After that the wind dies again and we had a peaceful night sailing arriving off Cabo de la Vela at about 10:30. We turned in between the off lying islet and the headland, in a wind that had increase to 40 knots again. The desolate ochre desert landscape came down to a long sweep of beach around a vast bay behind the headland. Little villages with waterside huts were clustered along the shore with canoes drawn up on the beach. But for the square metal tower of the lighthouse and a glimpse of a Toyota pickup it could have been just as the Spanish conquistador saw it in 1499, when he named it because he though the pale rock was a distant sail.
We motored along the bay in the howling wind, and watched a canoe ahead of us paddling shorewards laying out nets. Then we spotted plastic water bottles he and there and realised that these Guaraji tribespeople had strung nets out from the shore. As we made our way carefully along we eventually picked up one of these round the rudders and dropped anchor to sort it out. Finally we came to anchor at the north end of the bay in 3 metres of water, but still a good half mile out. Incongruously a flock of kite-surfers were here, racing back and forth with their colourful kites. A fishing boat full of curious young men came out to see us and hung alongside making conversation. Then we went ashore to explore, but Mark elected to stay onboard because he was concerned about our illegal landing and the thought of years in a Colombian jail!.

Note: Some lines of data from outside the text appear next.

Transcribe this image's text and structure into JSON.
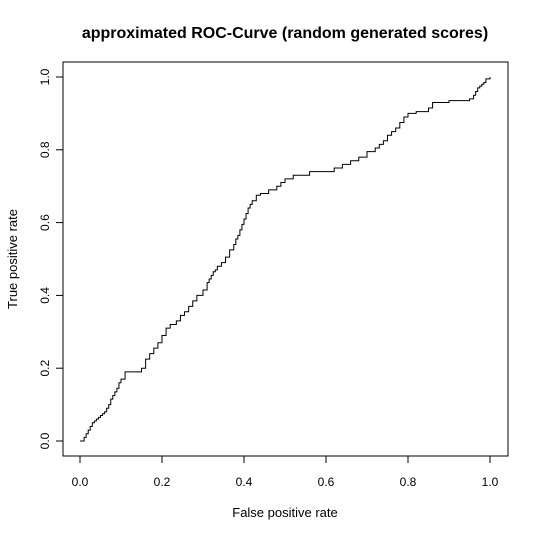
{
  "chart_data": {
    "type": "line",
    "title": "approximated ROC-Curve (random generated scores)",
    "xlabel": "False positive rate",
    "ylabel": "True positive rate",
    "xlim": [
      0.0,
      1.0
    ],
    "ylim": [
      0.0,
      1.0
    ],
    "xticks": [
      "0.0",
      "0.2",
      "0.4",
      "0.6",
      "0.8",
      "1.0"
    ],
    "yticks": [
      "0.0",
      "0.2",
      "0.4",
      "0.6",
      "0.8",
      "1.0"
    ],
    "grid": false,
    "legend": "none",
    "x": [
      0.0,
      0.01,
      0.015,
      0.02,
      0.025,
      0.03,
      0.035,
      0.04,
      0.045,
      0.05,
      0.055,
      0.06,
      0.065,
      0.07,
      0.075,
      0.08,
      0.085,
      0.09,
      0.095,
      0.1,
      0.11,
      0.125,
      0.15,
      0.16,
      0.17,
      0.18,
      0.19,
      0.2,
      0.21,
      0.22,
      0.235,
      0.245,
      0.255,
      0.265,
      0.275,
      0.285,
      0.3,
      0.31,
      0.315,
      0.32,
      0.325,
      0.33,
      0.335,
      0.345,
      0.355,
      0.365,
      0.375,
      0.38,
      0.385,
      0.39,
      0.395,
      0.4,
      0.405,
      0.41,
      0.415,
      0.42,
      0.43,
      0.44,
      0.46,
      0.48,
      0.49,
      0.5,
      0.52,
      0.56,
      0.6,
      0.62,
      0.64,
      0.66,
      0.68,
      0.7,
      0.72,
      0.73,
      0.74,
      0.75,
      0.76,
      0.77,
      0.78,
      0.79,
      0.8,
      0.82,
      0.85,
      0.86,
      0.9,
      0.95,
      0.96,
      0.965,
      0.97,
      0.975,
      0.98,
      0.985,
      0.99,
      1.0
    ],
    "y": [
      0.0,
      0.01,
      0.02,
      0.03,
      0.04,
      0.05,
      0.055,
      0.06,
      0.065,
      0.07,
      0.075,
      0.08,
      0.09,
      0.1,
      0.115,
      0.125,
      0.135,
      0.145,
      0.16,
      0.17,
      0.19,
      0.19,
      0.2,
      0.225,
      0.24,
      0.255,
      0.27,
      0.29,
      0.31,
      0.32,
      0.33,
      0.345,
      0.355,
      0.37,
      0.385,
      0.4,
      0.415,
      0.435,
      0.445,
      0.455,
      0.465,
      0.47,
      0.48,
      0.49,
      0.505,
      0.525,
      0.54,
      0.555,
      0.565,
      0.58,
      0.595,
      0.61,
      0.625,
      0.64,
      0.65,
      0.66,
      0.675,
      0.68,
      0.69,
      0.7,
      0.71,
      0.72,
      0.73,
      0.74,
      0.74,
      0.75,
      0.76,
      0.77,
      0.78,
      0.795,
      0.805,
      0.815,
      0.825,
      0.84,
      0.85,
      0.86,
      0.875,
      0.89,
      0.9,
      0.905,
      0.915,
      0.93,
      0.935,
      0.94,
      0.95,
      0.96,
      0.97,
      0.975,
      0.98,
      0.985,
      0.995,
      1.0
    ]
  }
}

Ashore we hauled up the dinghy and strolled along the beach where a few young people were watching the kite surfers race past. The front was lined with huts made of split reed or bamboo, some with hammocks strung in rows, where presumably the kite-surfers sleep. Once in amongst the huts we found little cafe shacks and lots of kite surfing schools. We stopped in a shady cafe where a couple of Argentineans were playing cards, and with Emily's best Spanish managed to order Fish for lunch and a banana and passion fruit smoothie.

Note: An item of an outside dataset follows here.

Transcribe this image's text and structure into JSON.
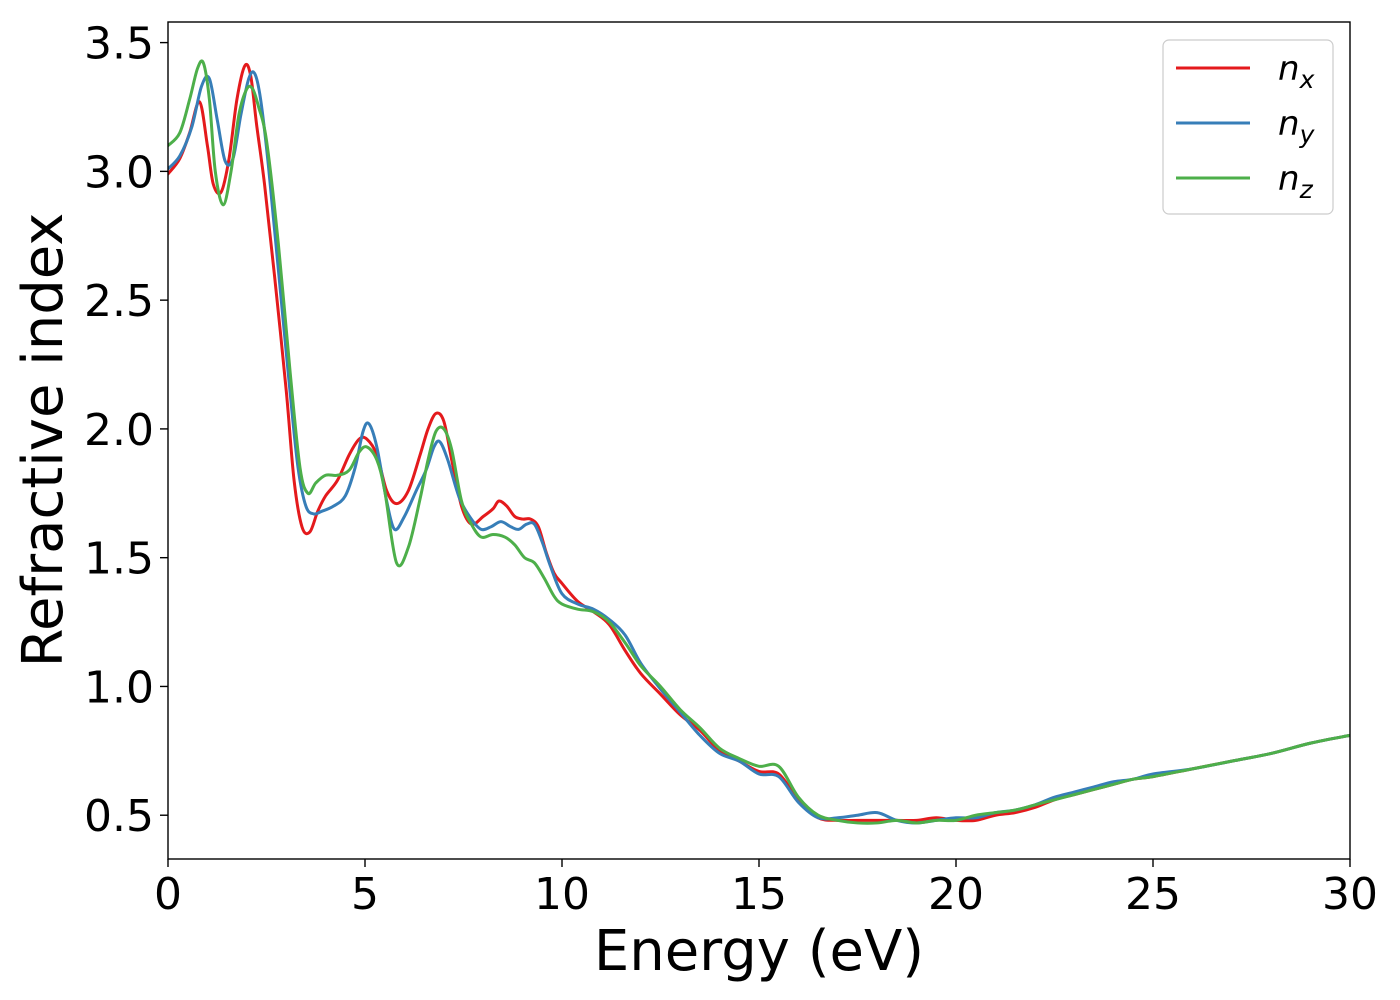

We were soon engulfed in a tide of children selling woven goods followed shortly by their mothers. Grandmothers and aunties. Since we only had dollars, buying things wasn't easy, but the Argentinean couple kindly offered to change some for us.
Our fish, when it eventually arrived was excellent red snapper.
Back on board we set sail again hoping to make another stop tomorrow evening before reaching Cartagena. Big winds and big seas as I write, but Emily produced a great sweet potato tagine for supper.